L’organisateur d’aujourd’hui est aussi un gestionnaire de crise
Les participants ont rapidement compris que le rôle de l’organisateur évolue. Bien organiser un événement va bien au-delà d’une simple opération logistique et créative. Le responsable événementiel d’aujourd’hui est aussi un gestionnaire des risques, un concepteur de processus, un communicant et, d’une certaine manière, un gestionnaire de crise. Il ne s’agit pas d’un message alarmiste, mais d’une évolution vers une plus grande professionnalisation.
Grandir ensemble en tant que secteur
Tom Bellens a conclu par un appel clair adressé au secteur. Heureusement, nous ne sommes pas confrontés quotidiennement à des crises majeures. Mais ce n’est pas une raison pour ne pas investir dans la préparation. Au contraire.
C’est précisément parce que les crises majeures sont plus rares que nous devons mettre à profit le temps qui s’écoule entre les incidents pour apprendre, nous entraîner et nous améliorer. Selon Tom Bellens, une organisation telle que l’Event Confederation peut jouer un rôle important à cet égard :
- formations et perfectionnements
- simulations et exercices
- évaluations après incident
- partage des bonnes pratiques
- renforcement d’une culture commune de la sécurité et de la communication
Ainsi, on évite une approche fragmentée par organisation, pour aboutir à un secteur qui grandit ensemble en termes de professionnalisme.
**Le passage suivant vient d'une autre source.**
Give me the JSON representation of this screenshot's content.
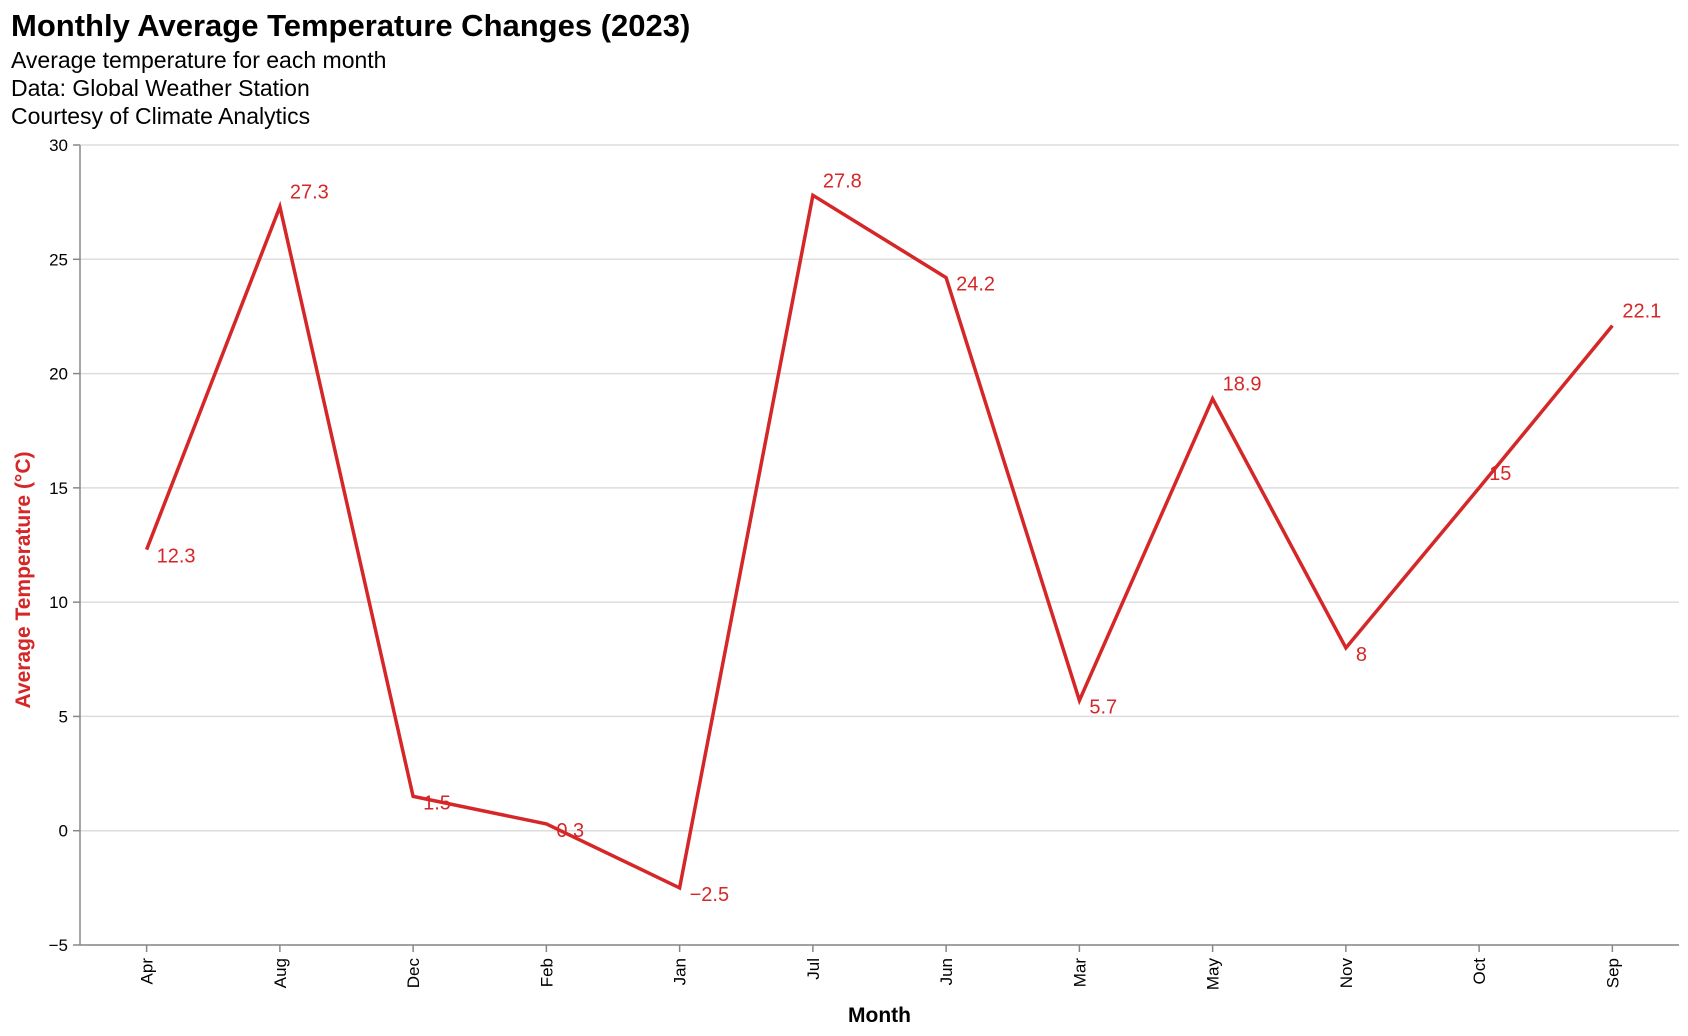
{
  "title": "Monthly Average Temperature Changes (2023)",
  "subtitles": [
    "Average temperature for each month",
    "Data: Global Weather Station",
    "Courtesy of Climate Analytics"
  ],
  "colors": {
    "line": "#d62728",
    "grid": "#dddddd",
    "axis": "#888888"
  },
  "chart_data": {
    "type": "line",
    "categories": [
      "Apr",
      "Aug",
      "Dec",
      "Feb",
      "Jan",
      "Jul",
      "Jun",
      "Mar",
      "May",
      "Nov",
      "Oct",
      "Sep"
    ],
    "values": [
      12.3,
      27.3,
      1.5,
      0.3,
      -2.5,
      27.8,
      24.2,
      5.7,
      18.9,
      8,
      15,
      22.1
    ],
    "value_labels": [
      "12.3",
      "27.3",
      "1.5",
      "0.3",
      "−2.5",
      "27.8",
      "24.2",
      "5.7",
      "18.9",
      "8",
      "15",
      "22.1"
    ],
    "xlabel": "Month",
    "ylabel": "Average Temperature (°C)",
    "ylim": [
      -5,
      30
    ],
    "yticks": [
      -5,
      0,
      5,
      10,
      15,
      20,
      25,
      30
    ],
    "ytick_labels": [
      "−5",
      "0",
      "5",
      "10",
      "15",
      "20",
      "25",
      "30"
    ],
    "grid": true
  }
}
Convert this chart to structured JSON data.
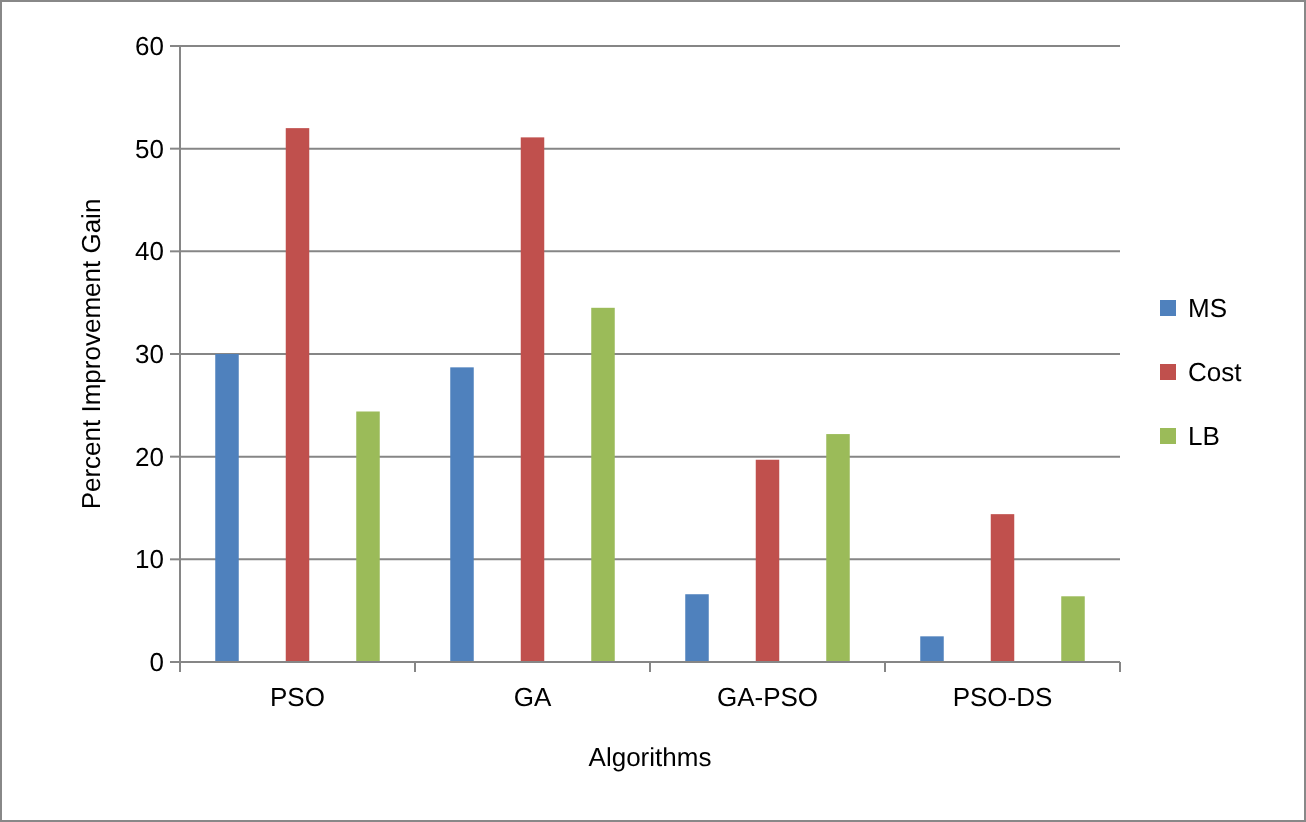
{
  "chart_data": {
    "type": "bar",
    "xlabel": "Algorithms",
    "ylabel": "Percent Improvement Gain",
    "categories": [
      "PSO",
      "GA",
      "GA-PSO",
      "PSO-DS"
    ],
    "series": [
      {
        "name": "MS",
        "color": "#4f81bd",
        "values": [
          30.0,
          28.7,
          6.6,
          2.5
        ]
      },
      {
        "name": "Cost",
        "color": "#c0504d",
        "values": [
          52.0,
          51.1,
          19.7,
          14.4
        ]
      },
      {
        "name": "LB",
        "color": "#9bbb59",
        "values": [
          24.4,
          34.5,
          22.2,
          6.4
        ]
      }
    ],
    "ylim": [
      0,
      60
    ],
    "yticks": [
      0,
      10,
      20,
      30,
      40,
      50,
      60
    ],
    "grid": "y",
    "legend": "right"
  }
}
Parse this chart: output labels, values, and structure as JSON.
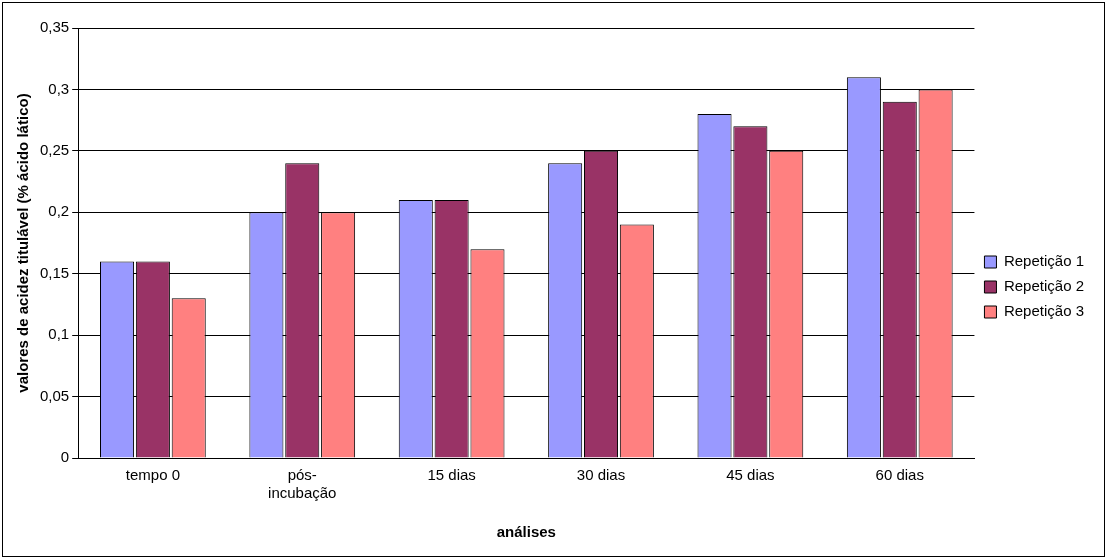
{
  "chart_data": {
    "type": "bar",
    "xlabel": "análises",
    "ylabel": "valores de acidez titulável (% ácido lático)",
    "categories": [
      "tempo 0",
      "pós-incubação",
      "15 dias",
      "30 dias",
      "45 dias",
      "60 dias"
    ],
    "series": [
      {
        "name": "Repetição 1",
        "color": "#9999ff",
        "values": [
          0.16,
          0.2,
          0.21,
          0.24,
          0.28,
          0.31
        ]
      },
      {
        "name": "Repetição 2",
        "color": "#993366",
        "values": [
          0.16,
          0.24,
          0.21,
          0.25,
          0.27,
          0.29
        ]
      },
      {
        "name": "Repetição 3",
        "color": "#ff8080",
        "values": [
          0.13,
          0.2,
          0.17,
          0.19,
          0.25,
          0.3
        ]
      }
    ],
    "ylim": [
      0,
      0.35
    ],
    "yticks": [
      {
        "value": 0,
        "label": "0"
      },
      {
        "value": 0.05,
        "label": "0,05"
      },
      {
        "value": 0.1,
        "label": "0,1"
      },
      {
        "value": 0.15,
        "label": "0,15"
      },
      {
        "value": 0.2,
        "label": "0,2"
      },
      {
        "value": 0.25,
        "label": "0,25"
      },
      {
        "value": 0.3,
        "label": "0,3"
      },
      {
        "value": 0.35,
        "label": "0,35"
      }
    ],
    "grid": "y",
    "legend": "right"
  }
}
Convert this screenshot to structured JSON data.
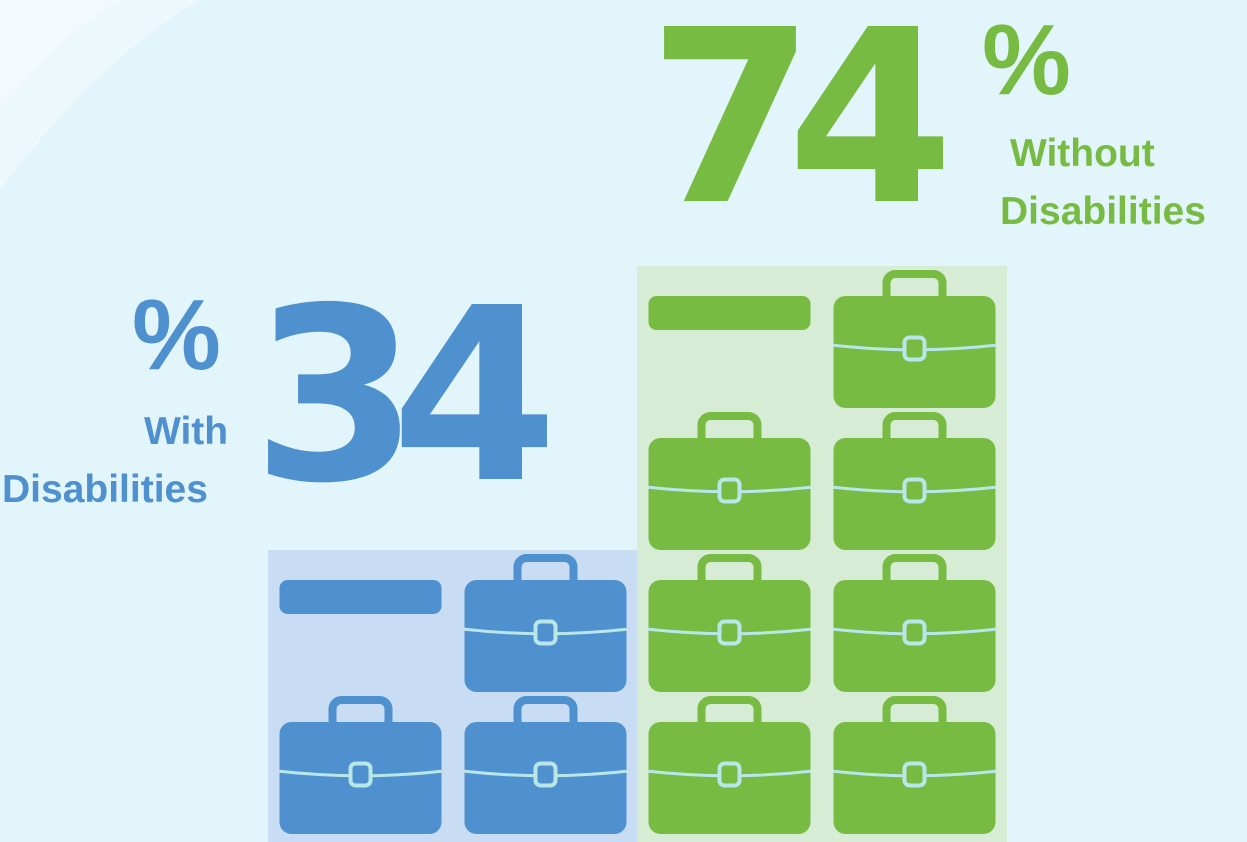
{
  "chart_data": {
    "type": "bar",
    "categories": [
      "With Disabilities",
      "Without Disabilities"
    ],
    "values": [
      34,
      74
    ],
    "unit": "%",
    "max_units": 8,
    "unit_value": 10,
    "series": [
      {
        "name": "With Disabilities",
        "value": 34,
        "percent_symbol": "%",
        "line1": "With",
        "line2": "Disabilities",
        "color": "#4f90cf",
        "panel_color": "#c8ddf3"
      },
      {
        "name": "Without Disabilities",
        "value": 74,
        "percent_symbol": "%",
        "line1": "Without",
        "line2": "Disabilities",
        "color": "#77bb43",
        "panel_color": "#d6ecd4"
      }
    ]
  },
  "colors": {
    "background": "#e2f5fb",
    "handle_accent": "#b9e6e8"
  },
  "icon": "briefcase-icon"
}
Ne pas organiser moins, mais mieux organiser
Le message de clôture était porteur d’espoir et clair. La sécurité ne doit pas étouffer la culture événementielle. Au contraire : la sécurité et la communication doivent être le manteau protecteur qui enveloppe les événements, et non le frein qui les freine.
Une société vit des rencontres, des festivals, des fêtes de quartier, des événements sportifs et d’autres formes de communication en direct. La question n’est donc pas de savoir si nous devons continuer à organiser, mais comment.
En période d’incertitude, les gens recherchent des repères, de la clarté et de la confiance. Ces éléments ne surgissent pas d’eux-mêmes. C’est ensemble que nous les créons, en nous préparant, en communiquant et en partageant les responsabilités.